Tournant le dos au manège, nous nous sommes éloignés en
direction de l’orphelinat.
De ce jour, je me suis endormi avec les échos de la musique
entraînante dans ma tête. Des chevaux pailletés d’or
tournoyaient dans mes rêves. Au matin, il n’y avait que de la
paille dans mes oreilles.
Lorsque nous sortions ensemble, j’essayais d’entraîner
Youri vers le manège. Dès que nous nous en approchions, je
sentais sa main se crisper sur mon col.
Je suis sûr qu’il savait que je lui désobéissais, pour peu que
je sois seul. Plus d’une fois, je me suis rendu tout droit vers les
beaux chevaux. Ils n’étaient pas tout le temps en mouvement.

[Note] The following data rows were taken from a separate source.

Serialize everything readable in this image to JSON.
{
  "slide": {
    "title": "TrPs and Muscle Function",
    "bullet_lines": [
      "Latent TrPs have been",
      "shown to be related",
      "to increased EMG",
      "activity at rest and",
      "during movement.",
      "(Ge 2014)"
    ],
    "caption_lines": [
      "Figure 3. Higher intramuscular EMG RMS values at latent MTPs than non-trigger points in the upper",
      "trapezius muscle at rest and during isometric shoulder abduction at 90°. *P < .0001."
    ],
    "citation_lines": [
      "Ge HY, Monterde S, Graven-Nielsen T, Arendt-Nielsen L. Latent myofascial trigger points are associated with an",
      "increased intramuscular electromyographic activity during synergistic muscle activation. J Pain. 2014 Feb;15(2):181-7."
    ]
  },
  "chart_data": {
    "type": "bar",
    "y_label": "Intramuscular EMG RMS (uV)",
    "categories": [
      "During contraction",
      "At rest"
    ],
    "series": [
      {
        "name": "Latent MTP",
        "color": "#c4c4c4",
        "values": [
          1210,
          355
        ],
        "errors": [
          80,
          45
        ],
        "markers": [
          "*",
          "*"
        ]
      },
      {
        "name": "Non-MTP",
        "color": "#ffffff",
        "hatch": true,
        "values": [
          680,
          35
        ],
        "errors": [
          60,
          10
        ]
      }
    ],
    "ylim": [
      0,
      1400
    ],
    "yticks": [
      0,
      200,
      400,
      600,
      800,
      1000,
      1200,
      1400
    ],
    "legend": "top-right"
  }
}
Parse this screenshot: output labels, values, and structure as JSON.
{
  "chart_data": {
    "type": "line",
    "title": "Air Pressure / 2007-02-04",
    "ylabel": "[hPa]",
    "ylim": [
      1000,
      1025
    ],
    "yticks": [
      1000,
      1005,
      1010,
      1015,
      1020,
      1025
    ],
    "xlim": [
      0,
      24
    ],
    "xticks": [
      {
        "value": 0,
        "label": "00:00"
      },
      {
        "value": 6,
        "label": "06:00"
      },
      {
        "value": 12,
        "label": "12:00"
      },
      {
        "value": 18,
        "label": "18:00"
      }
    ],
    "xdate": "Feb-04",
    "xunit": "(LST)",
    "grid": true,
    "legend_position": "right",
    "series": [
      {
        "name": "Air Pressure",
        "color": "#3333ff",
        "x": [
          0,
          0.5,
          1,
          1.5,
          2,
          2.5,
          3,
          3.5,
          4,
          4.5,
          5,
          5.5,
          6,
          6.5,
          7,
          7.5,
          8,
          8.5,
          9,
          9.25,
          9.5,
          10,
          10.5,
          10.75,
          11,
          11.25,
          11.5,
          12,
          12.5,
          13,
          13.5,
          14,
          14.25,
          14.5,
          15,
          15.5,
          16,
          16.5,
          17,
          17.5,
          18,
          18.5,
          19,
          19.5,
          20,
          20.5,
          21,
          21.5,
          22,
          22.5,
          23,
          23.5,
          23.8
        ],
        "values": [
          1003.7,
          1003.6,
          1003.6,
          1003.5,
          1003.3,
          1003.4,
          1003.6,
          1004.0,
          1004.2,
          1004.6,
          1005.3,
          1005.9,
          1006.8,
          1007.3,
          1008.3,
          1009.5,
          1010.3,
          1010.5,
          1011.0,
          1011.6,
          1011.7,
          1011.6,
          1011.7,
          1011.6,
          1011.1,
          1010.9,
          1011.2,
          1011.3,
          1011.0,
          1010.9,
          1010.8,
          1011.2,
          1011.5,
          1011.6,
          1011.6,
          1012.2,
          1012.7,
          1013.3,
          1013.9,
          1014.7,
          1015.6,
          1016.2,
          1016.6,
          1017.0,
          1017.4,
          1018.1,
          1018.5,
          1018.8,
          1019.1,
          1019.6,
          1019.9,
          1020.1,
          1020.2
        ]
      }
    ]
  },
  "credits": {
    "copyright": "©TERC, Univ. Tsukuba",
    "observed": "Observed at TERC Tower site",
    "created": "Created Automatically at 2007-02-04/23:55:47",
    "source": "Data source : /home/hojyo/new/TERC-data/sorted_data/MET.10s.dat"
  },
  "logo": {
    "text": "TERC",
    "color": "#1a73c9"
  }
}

— Il y a des coupures d’électricité, m’avait dit Youri un jour
pour m’expliquer pourquoi il arrivait que notre ampoule ne
s’allume pas, du temps que nous vivions comme des rois dans la
cave du salon de coiffure.
Du coup, la fête n’en était que plus belle lorsque les chevaux
dansaient. J’étais incapable de résister. La première fois que je
suis retourné là-bas tout seul, j’étais bien décidé à monter sur
l’un d’eux. Le sol était couvert d’une épaisse couche de neige,
mais je . ne ressentais pas le froid. Toutes les selles dorées
étaient occupées. Je suis resté à regarder tournoyer les chevaux
inlassablement. Je crois que mes yeux devaient être aussi
grands que les leurs, mon sourire aussi large que ceux de tous
ces enfants rieurs réunis.
Aussi, quand les animaux ont ralenti et se sont arrêtés,
quand la musique s’est tue, quand les adultes qui patientaient se
sont précipités pour soulever les petits cavaliers, je n’ai pas
hésité. J’ai bondi sur la plate-forme, ai grimpé sur une monture.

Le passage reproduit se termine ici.